France : Un retraité sur trois peut demander à augmenter sa pension

D’après une étude de la Drees, publiée ce mardi 17 septembre, à 70 ans un tiers des assurés n’a pas fait valoir tous ses droits à la retraite. Une perte nette de pouvoir d’achat.

Une simple démarche administrative peut vous rapporter plusieurs dizaines d’euros supplémentaires par mois. Aucune combine ou arnaque ne se cache derrière ce constat, mais seulement une incitation à être vigilant. D’après la Direction de la recherche, des études, de l’évaluation et des statistiques (Drees), organisme rattaché au ministère de la santé, à l’âge de 70 ans, 68% des assurés du système de retraite français nés en 1942 et qui ont cessé leur activité professionnelle ont fait valoir l’ensemble de leurs droits à la retraite. Traduction, les 32% restant, alors qu’ils ont cotisé pendant leur vie active, ont “oublié”, une fois à la retraite, de demander le versement de cette partie de leur pension.

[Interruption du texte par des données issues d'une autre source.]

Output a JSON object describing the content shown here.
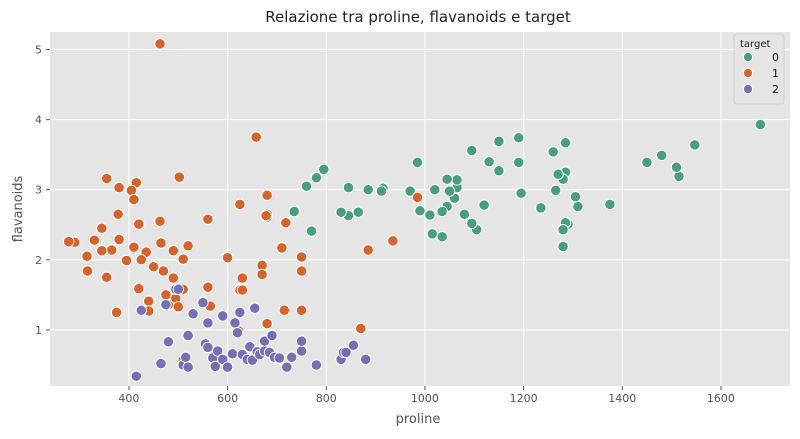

Dans le détail, 24 % de ces retraités bénéficient seulement d’un partie des pensions auxquelles ils ont droit. “Le manque à gagner est d’environ 40 euros brut par mois”, révèlent les auteurs de l’étude, Gabin Langevin et Henri Martin. Au regard des 1.450 euros qu’ils touchent en moyenne à la retraite, cela représente une perte de plus de 2% de revenu. Plus vous avez eu des situations professionnelles variées, plus le risque de ne pas percevoir une pension complète est important. Car, toucher une retraite n’est pas automatique. C’est à vous d’en faire la demande. Une démarche à répéter pour chacune des caisses où vous avez cotisé. Mais il n’est pas rare que certaines des activités passent à travers les mailles du filet par “méconnaissance des procédures, oubli des droits à la retraite acquis au cours de petites périodes d’emploi ou de périodes d’emploi lointaines, déménagement dans un autre pays”, liste la Drees. Difficile de se rappeler de la moindre activité effectuée pendant toute sa carrière. Surtout sachant qu’en moyenne les actifs ont 36 ans, lors de la dernière validation de droits dans un régime non liquidé.

Plusieurs cas de figure peuvent illustrer ce non-recours aux droits de retraite. Cela peut par exemple être le cas de l’ancien fonctionnaire qui a eu une carrière longue sans changer de régime de retraite mais qui oublie les petits boulots qu’il a effectués avant de rentrer dans la fonction publique. Cette situation est aussi courante à la MSA, caisse de retraite des agriculteurs. Elle compte beaucoup d’anciens travailleurs saisonniers qui omettent de réclamer leur dû lorsqu’ils partent à la retraite. Résultat : ils perdent en moyenne chaque mois près de 20 euros brut. “Le même constat s’applique à l’Ircantec, la retraite complémentaire des contractuels de la fonction publique, qui compte de nombreux retraités de la fonction publique ayant eu durant une courte période le statut d’agent non titulaire”, relève l’étude.

La Drees, pointe aussi un phénomène, plus marginal celui-ci : ceux qui ne touchent aucune pension obligatoire alors qu’ils y ont droit. 7% des assurés sont dans cette situation, principalement des actifs qui ont validé très peu de trimestres en France et ont cessé de cotiser dans l’Hexagone en moyenne à 37 ans. Pour ces derniers le manque à gagner approche en moyenne les 180 euros bruts mensuels, d’après l’étude.

Dans les prochaines années, ces chiffres pourraient cependant baisser. La génération étudiée est celle née en 1942 et qui a pris sa retraite au milieu des années 2000. Elle n’a pas pu bénéficier des mesures de simplification mises en place depuis plus deux ans. Parmi elles, la liquidation unique des retraites (Lura), permet de faire une unique demande de liquidation de ses droits pour les régimes dits alignés (Cnav, MSA et Sécurité sociale des indépendants). De quoi limiter le risque d’oubli. “En appliquant de manière fictive la Lura aux retraités nés en 1942, le non-recours partiel aux droits diminuerait d’environ 10 %”, note l’étude. Le manque à gagner passerait alors de 40 à 28 euros en moyenne par mois. Un chiffre qui pourrait encore diminuer grâce au lancement, en mars dernier, d’un service de demande de retraite en ligne sur le site info-retraite.fr. Ce nouveau service permet de retrouver l’ensemble des cotisations versées pendant toute sa carrière.

Enfin, même si vous êtes déjà à la retraite, il n’est pas trop tard. Vous pouvez faire valoir vos droits jusqu’à votre décès. Mais ne tardez pas trop à faire la vérification. L’effet n’est pas rétroactif. Malheureusement, vous ne pourrez pas récupérer les sommes que vous avez touchées avant d’en avoir fait la demande, même si vous êtes à la retraite depuis plusieurs années.